In July 1972, renowned underwater treasure hunter Moe Molinar was diving in the Gulf of Mexico. He was looking for a sunken Spanish galleon that contained treasure. What he found instead were shackles that came from a slave ship which had wrecked almost 300 years earlier. The shackles were stored in a laboratory where they would sit for another ten years. Marine archaeologist David Moore, not wanting these historical relics to be forgotten, headed a team of divers in 1983 to find out more about the ship. The team found a bronze bell that gave a name to what had been only known as the English Wreck. Moore and company had found the bell from the Henrietta Marie. Forward to 1992 where award-winning journalist Michael H. Cottman was attending a conference for the National Association of Black Scuba Divers. He met a prominent marine biologist and underwater explorer, Dr. Jose "Doc" Jones. Dr. Jones tells him of his desire to lay an underwater memorial at the site of the Henrietta Marie. What follows is a riveting retelling of Cottman's thoroughly personal journey of over ten years to find out as much as he can about the Henrietta Marie and about those who contributed to the enslaving of his ancestors. He traveled to England, the Caribbean, western Africa and other sites to piece together what happened with this slave ship.

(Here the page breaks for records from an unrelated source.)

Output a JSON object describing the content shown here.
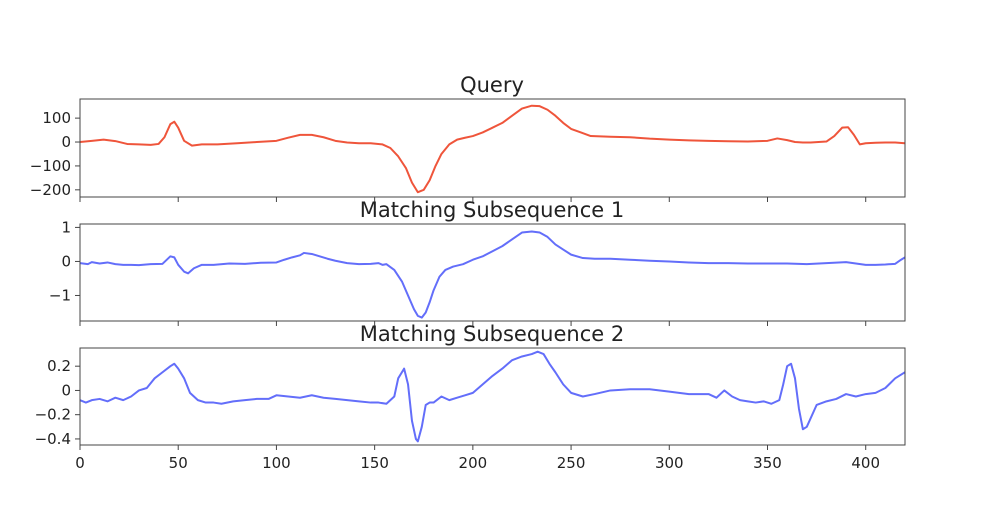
{
  "chart_data": [
    {
      "type": "line",
      "title": "Query",
      "xlim": [
        0,
        420
      ],
      "ylim": [
        -230,
        180
      ],
      "yticks": [
        100,
        0,
        -100,
        -200
      ],
      "ytick_labels": [
        "100",
        "0",
        "−100",
        "−200"
      ],
      "xticks": [
        0,
        50,
        100,
        150,
        200,
        250,
        300,
        350,
        400
      ],
      "xtick_labels": [],
      "grid": false,
      "series": [
        {
          "color": "#ef553b",
          "x": [
            0,
            6,
            12,
            18,
            24,
            30,
            36,
            40,
            43,
            46,
            48,
            50,
            53,
            57,
            62,
            70,
            80,
            90,
            100,
            106,
            112,
            118,
            124,
            130,
            136,
            142,
            148,
            154,
            158,
            162,
            166,
            169,
            172,
            175,
            178,
            181,
            184,
            188,
            192,
            196,
            200,
            205,
            210,
            215,
            220,
            225,
            230,
            234,
            238,
            242,
            246,
            250,
            255,
            260,
            270,
            280,
            290,
            300,
            310,
            320,
            330,
            340,
            350,
            355,
            360,
            364,
            368,
            372,
            376,
            380,
            384,
            388,
            391,
            394,
            397,
            400,
            405,
            410,
            415,
            420
          ],
          "y": [
            0,
            5,
            10,
            4,
            -8,
            -10,
            -12,
            -8,
            20,
            75,
            85,
            60,
            5,
            -15,
            -10,
            -10,
            -5,
            0,
            5,
            18,
            30,
            30,
            20,
            5,
            -2,
            -5,
            -5,
            -10,
            -25,
            -60,
            -110,
            -170,
            -210,
            -200,
            -160,
            -100,
            -50,
            -10,
            10,
            18,
            25,
            40,
            60,
            80,
            110,
            140,
            152,
            150,
            135,
            110,
            80,
            55,
            40,
            25,
            22,
            20,
            14,
            10,
            7,
            5,
            3,
            2,
            5,
            15,
            8,
            0,
            -2,
            -2,
            0,
            2,
            25,
            60,
            62,
            30,
            -10,
            -5,
            -3,
            -2,
            -2,
            -5
          ]
        }
      ]
    },
    {
      "type": "line",
      "title": "Matching Subsequence 1",
      "xlim": [
        0,
        420
      ],
      "ylim": [
        -1.75,
        1.1
      ],
      "yticks": [
        1,
        0,
        -1
      ],
      "ytick_labels": [
        "1",
        "0",
        "−1"
      ],
      "xticks": [
        0,
        50,
        100,
        150,
        200,
        250,
        300,
        350,
        400
      ],
      "xtick_labels": [],
      "grid": false,
      "series": [
        {
          "color": "#636efa",
          "x": [
            0,
            4,
            6,
            10,
            14,
            18,
            22,
            26,
            30,
            36,
            42,
            46,
            48,
            50,
            53,
            55,
            58,
            62,
            68,
            76,
            84,
            92,
            100,
            104,
            108,
            112,
            114,
            118,
            122,
            126,
            130,
            136,
            142,
            148,
            152,
            154,
            156,
            160,
            164,
            167,
            170,
            172,
            174,
            176,
            178,
            180,
            183,
            186,
            190,
            195,
            200,
            205,
            210,
            215,
            220,
            225,
            230,
            234,
            238,
            242,
            246,
            250,
            256,
            262,
            270,
            280,
            290,
            300,
            310,
            320,
            330,
            340,
            350,
            360,
            370,
            380,
            390,
            400,
            405,
            410,
            415,
            418,
            420
          ],
          "y": [
            -0.05,
            -0.08,
            -0.02,
            -0.06,
            -0.03,
            -0.08,
            -0.1,
            -0.1,
            -0.11,
            -0.08,
            -0.07,
            0.15,
            0.12,
            -0.1,
            -0.3,
            -0.35,
            -0.2,
            -0.1,
            -0.1,
            -0.06,
            -0.07,
            -0.04,
            -0.03,
            0.05,
            0.12,
            0.18,
            0.25,
            0.22,
            0.15,
            0.08,
            0.02,
            -0.05,
            -0.08,
            -0.07,
            -0.05,
            -0.1,
            -0.08,
            -0.25,
            -0.6,
            -1.0,
            -1.4,
            -1.6,
            -1.65,
            -1.5,
            -1.2,
            -0.85,
            -0.45,
            -0.25,
            -0.15,
            -0.08,
            0.05,
            0.15,
            0.3,
            0.45,
            0.65,
            0.85,
            0.88,
            0.85,
            0.72,
            0.5,
            0.35,
            0.2,
            0.1,
            0.08,
            0.08,
            0.05,
            0.02,
            0.0,
            -0.03,
            -0.05,
            -0.05,
            -0.06,
            -0.06,
            -0.06,
            -0.08,
            -0.05,
            -0.02,
            -0.1,
            -0.1,
            -0.09,
            -0.07,
            0.05,
            0.12
          ]
        }
      ]
    },
    {
      "type": "line",
      "title": "Matching Subsequence 2",
      "xlim": [
        0,
        420
      ],
      "ylim": [
        -0.45,
        0.35
      ],
      "yticks": [
        0.2,
        0,
        -0.2,
        -0.4
      ],
      "ytick_labels": [
        "0.2",
        "0",
        "−0.2",
        "−0.4"
      ],
      "xticks": [
        0,
        50,
        100,
        150,
        200,
        250,
        300,
        350,
        400
      ],
      "xtick_labels": [
        "0",
        "50",
        "100",
        "150",
        "200",
        "250",
        "300",
        "350",
        "400"
      ],
      "grid": false,
      "series": [
        {
          "color": "#636efa",
          "x": [
            0,
            3,
            6,
            10,
            14,
            18,
            22,
            26,
            30,
            34,
            38,
            42,
            46,
            48,
            50,
            53,
            56,
            60,
            64,
            68,
            72,
            78,
            84,
            90,
            96,
            100,
            106,
            112,
            118,
            124,
            130,
            136,
            142,
            148,
            152,
            156,
            160,
            162,
            165,
            167,
            169,
            171,
            172,
            174,
            176,
            178,
            180,
            184,
            188,
            192,
            196,
            200,
            205,
            210,
            215,
            220,
            225,
            230,
            233,
            236,
            239,
            242,
            246,
            250,
            256,
            262,
            270,
            280,
            290,
            300,
            310,
            320,
            324,
            328,
            332,
            336,
            340,
            344,
            348,
            352,
            356,
            358,
            360,
            362,
            364,
            366,
            368,
            370,
            375,
            380,
            385,
            390,
            395,
            400,
            405,
            410,
            415,
            420
          ],
          "y": [
            -0.08,
            -0.1,
            -0.08,
            -0.07,
            -0.09,
            -0.06,
            -0.08,
            -0.05,
            0.0,
            0.02,
            0.1,
            0.15,
            0.2,
            0.22,
            0.18,
            0.1,
            -0.02,
            -0.08,
            -0.1,
            -0.1,
            -0.11,
            -0.09,
            -0.08,
            -0.07,
            -0.07,
            -0.04,
            -0.05,
            -0.06,
            -0.04,
            -0.06,
            -0.07,
            -0.08,
            -0.09,
            -0.1,
            -0.1,
            -0.11,
            -0.05,
            0.1,
            0.18,
            0.05,
            -0.25,
            -0.4,
            -0.42,
            -0.3,
            -0.12,
            -0.1,
            -0.1,
            -0.05,
            -0.08,
            -0.06,
            -0.04,
            -0.02,
            0.05,
            0.12,
            0.18,
            0.25,
            0.28,
            0.3,
            0.32,
            0.3,
            0.22,
            0.15,
            0.05,
            -0.02,
            -0.05,
            -0.03,
            0.0,
            0.01,
            0.01,
            -0.01,
            -0.03,
            -0.03,
            -0.06,
            0.0,
            -0.05,
            -0.08,
            -0.09,
            -0.1,
            -0.09,
            -0.11,
            -0.08,
            0.05,
            0.2,
            0.22,
            0.1,
            -0.15,
            -0.32,
            -0.3,
            -0.12,
            -0.09,
            -0.07,
            -0.03,
            -0.05,
            -0.03,
            -0.02,
            0.02,
            0.1,
            0.15
          ]
        }
      ]
    }
  ]
}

This book is so intriguing to me because I kept turning pages quickly as if I was walking right beside Cottman to find the clues. That's great writing. I also appreciate how he shared his feelings about what he learned. It was a very emotional task that had him wondering about the mind-set of people who profited from the buying and selling of human beings. One other engaging facet of Shackles From the Deep was the people that you meet. Joseph Ndiaye, curator of the House of Slaves on Senegal's Goree Island, gave a touching tour of the building to Cottman and to his readers. There are many other compelling people, like Mr. Ndiaye, for us to encounter.
This is one of the most fascinating history lessons you will ever learn. It takes you well beyond the retelling of facts like the best nonfiction books do. This is a story that all students need to hear.